Recent advances in Multimodal Large Language Models (MLLMs) have enabled unified multimodal understanding and generation. However, they still struggle with fine-grained text-image alignment, often failing to faithfully depict objects with correct attributes such as color, shape, and spatial relations. To mitigate this issue, previous studies have explored preference optimization methods such as DPO and GRPO, but these approaches incur substantial computational cost, both in constructing preference data and in performing optimization.
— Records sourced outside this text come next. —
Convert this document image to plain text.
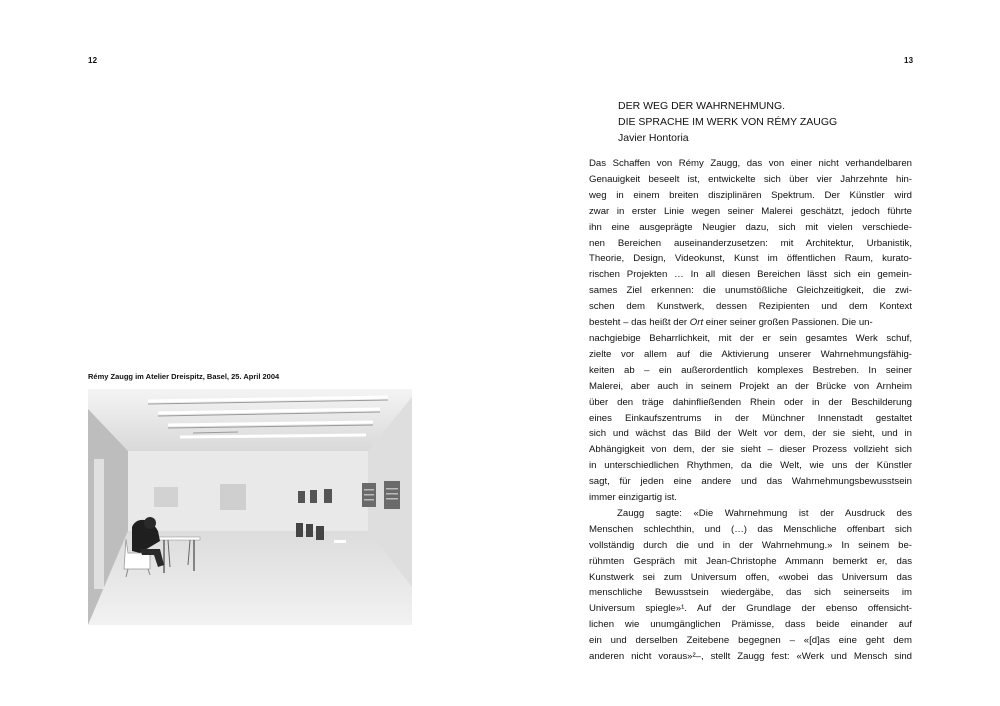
12	13
Rémy Zaugg im Atelier Dreispitz, Basel, 25. April 2004
DER WEG DER WAHRNEHMUNG.
DIE SPRACHE IM WERK VON RÉMY ZAUGG
Javier Hontoria
Das Schaffen von Rémy Zaugg, das von einer nicht verhandelbaren
Genauigkeit beseelt ist, entwickelte sich über vier Jahrzehnte hin-
weg in einem breiten disziplinären Spektrum. Der Künstler wird
zwar in erster Linie wegen seiner Malerei geschätzt, jedoch führte
ihn eine ausgeprägte Neugier dazu, sich mit vielen verschiede-
nen Bereichen auseinanderzusetzen: mit Architektur, Urbanistik,
Theorie, Design, Videokunst, Kunst im öffentlichen Raum, kurato-
rischen Projekten … In all diesen Bereichen lässt sich ein gemein-
sames Ziel erkennen: die unumstößliche Gleichzeitigkeit, die zwi-
schen dem Kunstwerk, dessen Rezipienten und dem Kontext
besteht – das heißt der Ort einer seiner großen Passionen. Die un-
nachgiebige Beharrlichkeit, mit der er sein gesamtes Werk schuf,
zielte vor allem auf die Aktivierung unserer Wahrnehmungsfähig-
keiten ab – ein außerordentlich komplexes Bestreben. In seiner
Malerei, aber auch in seinem Projekt an der Brücke von Arnheim
über den träge dahinfließenden Rhein oder in der Beschilderung
eines Einkaufszentrums in der Münchner Innenstadt gestaltet
sich und wächst das Bild der Welt vor dem, der sie sieht, und in
Abhängigkeit von dem, der sie sieht – dieser Prozess vollzieht sich
in unterschiedlichen Rhythmen, da die Welt, wie uns der Künstler
sagt, für jeden eine andere und das Wahrnehmungsbewusstsein
immer einzigartig ist.
Zaugg sagte: «Die Wahrnehmung ist der Ausdruck des
Menschen schlechthin, und (…) das Menschliche offenbart sich
vollständig durch die und in der Wahrnehmung.» In seinem be-
rühmten Gespräch mit Jean-Christophe Ammann bemerkt er, das
Kunstwerk sei zum Universum offen, «wobei das Universum das
menschliche Bewusstsein wiedergäbe, das sich seinerseits im
Universum spiegle»¹. Auf der Grundlage der ebenso offensicht-
lichen wie unumgänglichen Prämisse, dass beide einander auf
ein und derselben Zeitebene begegnen – «[d]as eine geht dem
anderen nicht voraus»²–, stellt Zaugg fest: «Werk und Mensch sind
This has motivated self-improving preference optimization approaches, in which the MLLM autonomously generates its own training data, self-estimates preference feedback, and self-optimizes using the resulting self-constructed preference pairs. However, existing self-improving methods still overlook fine-grained, object-level semantics, allowing object hallucination to persist. To tackle this problem, we propose Object-centric Self-improving Preference Optimization (OSPO), a self-improving framework designed to enhance object-level text-image alignment. OSPO explicitly constructs object-centric preference data without relying on any external data and external models. We also introduce a new approach that leverages attention-based object masks together with an object-weighted SimPO loss to enhance object-specific fidelity. Extensive experiments on three compositional image generation benchmarks demonstrate that OSPO significantly improves fine-grained alignment and reduces object hallucination, outperforming prior self-improving methods and even specialized diffusion-based text-to-image models.

Paper Structure

This paper contains 38 sections, 2 equations, 6 figures, 4 tables.

Figures (6)

  • Figure 1: Examples and category distribution of (Left) preference-null and (Right) preference-false image pairs.
  • Figure 2: Overview of OSPO framework: (Stage 1) The MLLM generates a set of base text prompts. (Stage 2) For each base prompt, the model generates multiple perturbed variants using three strategies (Replace, Swap, and Drop) and each original–perturbed pair is jointly densified. Each pair of original and perturbed prompt is pairwise densified by the MLLM. (Stage 3) The MLLM generates candidate preferred and non-preferred images from each densified prompt pair. (Stage 4) The model constructs atomic decompositional VQA questions and evaluates each candidate image’s prompt fidelity using the Self-VQA alignment score S, filtering out noisy supervision and selecting a single final image pair. (Stage 5) The MLLM is fine-tuned using preference optimization with the proposed Object-weighted SimPO loss together with SFT losses.
  • Figure 3: Qualitative examples from Janus-Pro-7B + OSPO on T2I-CompBench++, GenEval, and DPGBench prompts.
  • Figure 4: Category-wise comparison of preference-null image pairs between the (Left) Best-of-N baseline and (Right) our OSPO strategy. Lower is better.
  • Figure 5: (Left) Effect of sample size on T2I-Compbench++ (attribute) and GenEval (overall) scores. (Right) Effect of candidate image pair size on T2I-Compbench++ (attribute) and GenEval (overall) scores. Higher is better for all benchmarks.